There's nothing within normal C# that you can specify for this.
You may be able to use something like NDepend to detect this, but I'm not sure.
You can create your own attribute and mark your methods using it. Then create an FXCop rule. FXCop fully integrates with your build process, and as long as both calls are taking place within the same method, the rule should be fairly easy to flesh out.
the compiler can't enforce method call ordering, since in many cases it cannot determine statically what the call order is. For example:
public void whichOrder(boolean b)
{
if (b) call1();
if (!b) call2();
if (b) call2();
if (!b) call1();
}
If it's necessary that the methods are called in the correct order, you have a few choices:
document the call order, so that callers know what to do. This doesn't enforce the order, but at least makes coders aware of it.
add state to your object to remember which method was called last, and validate the current called method is allowed next. This enforces the method check at runtime.
Use a mock framework (e.g. Moq) to unit test your clients. This checks at build time that the order is correct.
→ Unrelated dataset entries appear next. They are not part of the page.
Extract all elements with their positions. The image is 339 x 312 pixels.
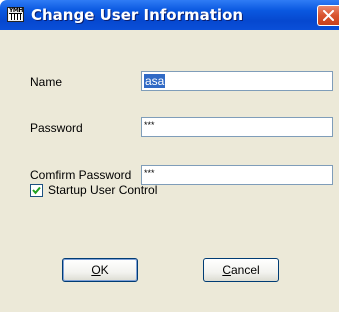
- cancel-mnemonic: C: [222, 263, 231, 277]
- yamaha-keyboard-icon[interactable]: YMH: [7, 7, 24, 22]
- name-value: asa: [144, 74, 166, 88]
- name-label: Name: [30, 75, 63, 89]
- checkmark-icon: [32, 186, 41, 195]
- cancel-button[interactable]: Cancel: [203, 258, 279, 282]
- confirm-password-value: ***: [144, 168, 155, 178]
- close-icon: [323, 10, 334, 21]
- confirm-password-field[interactable]: ***: [141, 165, 333, 185]
- password-field[interactable]: ***: [141, 117, 333, 137]
- window-title: Change User Information: [31, 6, 244, 24]
- password-value: ***: [144, 120, 155, 130]
- keyboard-keys: [9, 13, 22, 20]
- name-field[interactable]: asa: [141, 71, 333, 91]
- title-bar[interactable]: YMH Change User Information: [0, 0, 339, 30]
- cancel-label: ancel: [230, 263, 260, 277]
- password-label: Password: [30, 121, 83, 135]
- startup-user-control-label[interactable]: Startup User Control: [48, 183, 157, 197]
- ok-label: K: [100, 263, 109, 277]
- confirm-password-label: Comfirm Password: [30, 168, 132, 182]
- close-button[interactable]: [317, 5, 339, 26]
- startup-user-control-checkbox[interactable]: [30, 184, 43, 197]
- ok-mnemonic: O: [91, 263, 101, 277]
- ok-button[interactable]: OK: [62, 258, 138, 282]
Which approach you choose depends on how critical the correct ordering is, and the consequences of calling the methods in the wrong order.
An alternative is to rework your design so that method ordering doesn't become an issue. For example, wrap both methods up in a third, call3() that invokes call1() and call2() in the correct order. Or perhaps, have call2() invoke call1() if it has not already been executed, and have call1() check if it's already run, and return silently if it doesn't need to run. If clients invoke call2() then call1(), you still internally get the effect of call1() first (from call2()'s internal call to call1()) and the client's call to call1() results in a no op.
E.g.
public void call3()
{
call1();
call2();
}
or
public void call2()
{
call1();
// rest of call2's logic
}
private boolean call1Called = false;
pubic void call1()
{
if (!call1Called)
{
call1Called=true;
call1Impl();
}
}
This is not exactly what you are asking ... but you could introduce another class:
public class Another1
{
public Another2 Call1()
{
// some code
return new Another2();
// could pass 'this' to Another2 constructor so it has all state
}
}
public class Another2
{
public void Call2()
{
// some more code
}
}
Now, starting from an instance of Another1 you can only do obj.Call1().Call2() and never obj.Call2().Call1(). Better yet, this enforcement is in the IDE as you type. Take a look at 'fluent' patterns also.